From mboxrd@z Thu Jan  1 00:00:00 1970
Received: from eggs.gnu.org ([2001:4830:134:3::10]:50267)
	by lists.gnu.org with esmtp (Exim 4.71)
	(envelope-from <valerio@aimale.com>) id 1ZpKLc-0004w9-GL
	for qemu-devel@nongnu.org; Thu, 22 Oct 2015 14:12:26 -0400
Received: from Debian-exim by eggs.gnu.org with spam-scanned (Exim 4.71)
	(envelope-from <valerio@aimale.com>) id 1ZpKLZ-00084G-7o
	for qemu-devel@nongnu.org; Thu, 22 Oct 2015 14:12:20 -0400
Received: from smtp.aimale.com ([166.78.138.199]:50450)

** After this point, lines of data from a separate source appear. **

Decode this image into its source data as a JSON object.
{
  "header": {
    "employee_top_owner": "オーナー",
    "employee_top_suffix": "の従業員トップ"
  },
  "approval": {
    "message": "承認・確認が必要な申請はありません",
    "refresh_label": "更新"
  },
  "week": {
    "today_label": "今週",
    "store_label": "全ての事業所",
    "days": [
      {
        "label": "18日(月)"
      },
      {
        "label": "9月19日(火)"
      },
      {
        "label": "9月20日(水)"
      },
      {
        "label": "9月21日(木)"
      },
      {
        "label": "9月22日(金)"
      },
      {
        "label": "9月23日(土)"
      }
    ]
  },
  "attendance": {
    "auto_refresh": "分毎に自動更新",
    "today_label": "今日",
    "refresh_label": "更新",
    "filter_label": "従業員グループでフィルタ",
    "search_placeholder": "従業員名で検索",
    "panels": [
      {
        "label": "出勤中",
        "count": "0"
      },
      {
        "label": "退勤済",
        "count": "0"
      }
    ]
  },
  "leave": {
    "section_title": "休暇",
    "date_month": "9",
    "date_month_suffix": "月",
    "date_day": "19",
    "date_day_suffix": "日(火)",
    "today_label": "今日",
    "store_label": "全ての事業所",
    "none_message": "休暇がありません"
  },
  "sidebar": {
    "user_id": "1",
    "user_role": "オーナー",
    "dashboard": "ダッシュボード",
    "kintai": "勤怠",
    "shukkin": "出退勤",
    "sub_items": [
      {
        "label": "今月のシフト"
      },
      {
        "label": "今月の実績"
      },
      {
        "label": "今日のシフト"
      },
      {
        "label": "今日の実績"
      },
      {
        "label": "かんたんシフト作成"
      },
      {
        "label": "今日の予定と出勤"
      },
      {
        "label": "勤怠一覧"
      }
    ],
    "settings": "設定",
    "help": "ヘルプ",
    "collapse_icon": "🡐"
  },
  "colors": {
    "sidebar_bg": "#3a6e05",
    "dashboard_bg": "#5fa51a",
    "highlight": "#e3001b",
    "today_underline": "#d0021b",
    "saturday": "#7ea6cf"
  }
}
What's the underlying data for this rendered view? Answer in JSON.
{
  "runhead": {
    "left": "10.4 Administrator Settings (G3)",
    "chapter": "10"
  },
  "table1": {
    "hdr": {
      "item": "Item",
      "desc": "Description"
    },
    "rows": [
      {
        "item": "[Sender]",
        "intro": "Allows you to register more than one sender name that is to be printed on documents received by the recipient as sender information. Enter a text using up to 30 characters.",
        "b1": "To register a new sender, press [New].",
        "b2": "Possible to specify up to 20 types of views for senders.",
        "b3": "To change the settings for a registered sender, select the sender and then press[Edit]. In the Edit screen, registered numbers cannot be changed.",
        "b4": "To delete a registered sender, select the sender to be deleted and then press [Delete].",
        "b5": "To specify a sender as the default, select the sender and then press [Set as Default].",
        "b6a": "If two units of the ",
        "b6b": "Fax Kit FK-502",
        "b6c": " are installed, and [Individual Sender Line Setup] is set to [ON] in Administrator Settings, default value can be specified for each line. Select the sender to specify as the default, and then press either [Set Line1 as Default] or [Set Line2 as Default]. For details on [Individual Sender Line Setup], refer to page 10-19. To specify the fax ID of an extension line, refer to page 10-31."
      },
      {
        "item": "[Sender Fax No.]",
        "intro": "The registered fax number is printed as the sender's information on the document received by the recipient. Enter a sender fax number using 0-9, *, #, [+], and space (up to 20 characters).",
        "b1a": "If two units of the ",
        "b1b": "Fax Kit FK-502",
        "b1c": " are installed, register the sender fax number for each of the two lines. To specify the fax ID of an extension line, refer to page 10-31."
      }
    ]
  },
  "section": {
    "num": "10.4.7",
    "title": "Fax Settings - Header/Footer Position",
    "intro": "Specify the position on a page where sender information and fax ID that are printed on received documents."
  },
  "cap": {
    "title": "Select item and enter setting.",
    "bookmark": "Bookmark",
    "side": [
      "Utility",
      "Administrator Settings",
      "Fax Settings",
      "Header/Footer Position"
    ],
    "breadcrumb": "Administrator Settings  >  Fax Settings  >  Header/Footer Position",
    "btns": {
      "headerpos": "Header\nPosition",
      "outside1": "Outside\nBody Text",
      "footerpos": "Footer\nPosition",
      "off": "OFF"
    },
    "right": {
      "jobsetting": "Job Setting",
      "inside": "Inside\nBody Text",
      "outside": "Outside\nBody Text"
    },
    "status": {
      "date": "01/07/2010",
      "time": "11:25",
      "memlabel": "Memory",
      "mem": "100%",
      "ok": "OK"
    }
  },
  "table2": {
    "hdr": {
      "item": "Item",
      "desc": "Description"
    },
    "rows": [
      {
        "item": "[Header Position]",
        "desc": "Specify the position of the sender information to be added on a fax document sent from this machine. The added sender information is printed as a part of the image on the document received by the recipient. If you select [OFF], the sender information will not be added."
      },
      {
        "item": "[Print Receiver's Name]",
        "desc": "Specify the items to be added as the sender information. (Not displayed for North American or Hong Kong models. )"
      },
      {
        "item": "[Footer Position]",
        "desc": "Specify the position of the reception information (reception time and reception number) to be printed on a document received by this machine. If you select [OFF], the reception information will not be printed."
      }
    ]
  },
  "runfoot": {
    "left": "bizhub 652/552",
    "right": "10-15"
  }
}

	by eggs.gnu.org with esmtp (Exim 4.71)
	(envelope-from <valerio@aimale.com>) id 1ZpKLZ-0007vU-2E
	for qemu-devel@nongnu.org; Thu, 22 Oct 2015 14:12:17 -0400
References: <1444952643-5033-1-git-send-email-valerio@aimale.com>
	<87h9lrkz56.fsf@blackfin.pond.sub.org> <56210A17.6080401@aimale.com>
	<87io63xpke.fsf@blackfin.pond.sub.org> <56250035.40805@aimale.com>
	<87twpkqyow.fsf@blackfin.pond.sub.org> <5627B458.1@aimale.com>
	<87lhav6s28.fsf@blackfin.pond.sub.org>
From: Valerio Aimale <valerio@aimale.com>
Message-ID: <562926E1.1060201@aimale.com>
Date: Thu, 22 Oct 2015 12:11:45 -0600
MIME-Version: 1.0
In-Reply-To: <87lhav6s28.fsf@blackfin.pond.sub.org>
Content-Type: text/plain; charset=windows-1252; format=flowed
Content-Transfer-Encoding: 7bit
Subject: Re: [Qemu-devel] QEMU patch to allow VM introspection via libvmi
List-Id: <qemu-devel.nongnu.org>
List-Unsubscribe: <https://lists.nongnu.org/mailman/options/qemu-devel>,
	<mailto:qemu-devel-request@nongnu.org?subject=unsubscribe>
List-Archive: <http://lists.nongnu.org/archive/html/qemu-devel>
List-Post: <mailto:qemu-devel@nongnu.org>
List-Help: <mailto:qemu-devel-request@nongnu.org?subject=help>
List-Subscribe: <https://lists.nongnu.org/mailman/listinfo/qemu-devel>,
	<mailto:qemu-devel-request@nongnu.org?subject=subscribe>
To: Markus Armbruster <armbru@redhat.com>
Cc: qemu-devel@nongnu.org, ehabkost@redhat.com, lcapitulino@redhat.com

On 10/22/15 5:50 AM, Markus Armbruster wrote:
> Valerio Aimale <valerio@aimale.com> writes:
>
>> On 10/21/15 4:54 AM, Markus Armbruster wrote:
>>> Valerio Aimale <valerio@aimale.com> writes:
>>>
>>>> On 10/19/15 1:52 AM, Markus Armbruster wrote:
>>>>> Valerio Aimale <valerio@aimale.com> writes:
>>>>>
>>>>>> On 10/16/15 2:15 AM, Markus Armbruster wrote:
>>>>>>> valerio@aimale.com writes:
>>>>>>>
>>>>>>>> All-
>>>>>>>>
>>>>>>>> I've produced a patch for the current QEMU HEAD, for libvmi to
>>>>>>>> introspect QEMU/KVM VMs.
>>>>>>>>
>>>>>>>> Libvmi has patches for the old qeum-kvm fork, inside its source tree:
>>>>>>>> https://github.com/libvmi/libvmi/tree/master/tools/qemu-kvm-patch
>>>>>>>>
>>>>>>>> This patch adds a hmp and a qmp command, "pmemaccess". When the
>>>>>>>> commands is invoked with a string arguments (a filename), it will open
>>>>>>>> a UNIX socket and spawn a listening thread.
>>>>>>>>
>>>>>>>> The client writes binary commands to the socket, in the form of a c
>>>>>>>> structure:
>>>>>>>>
>>>>>>>> struct request {
>>>>>>>>          uint8_t type;   // 0 quit, 1 read, 2 write, ... rest reserved
>>>>>>>>          uint64_t address;   // address to read from OR write to
>>>>>>>>          uint64_t length;    // number of bytes to read OR write
>>>>>>>> };
>>>>>>>>
>>>>>>>> The client receives as a response, either (length+1) bytes, if it is a
>>>>>>>> read operation, or 1 byte ifit is a write operation.
>>>>>>>>
>>>>>>>> The last bytes of a read operation response indicates success (1
>>>>>>>> success, 0 failure). The single byte returned for a write operation
>>>>>>>> indicates same (1 success, 0 failure).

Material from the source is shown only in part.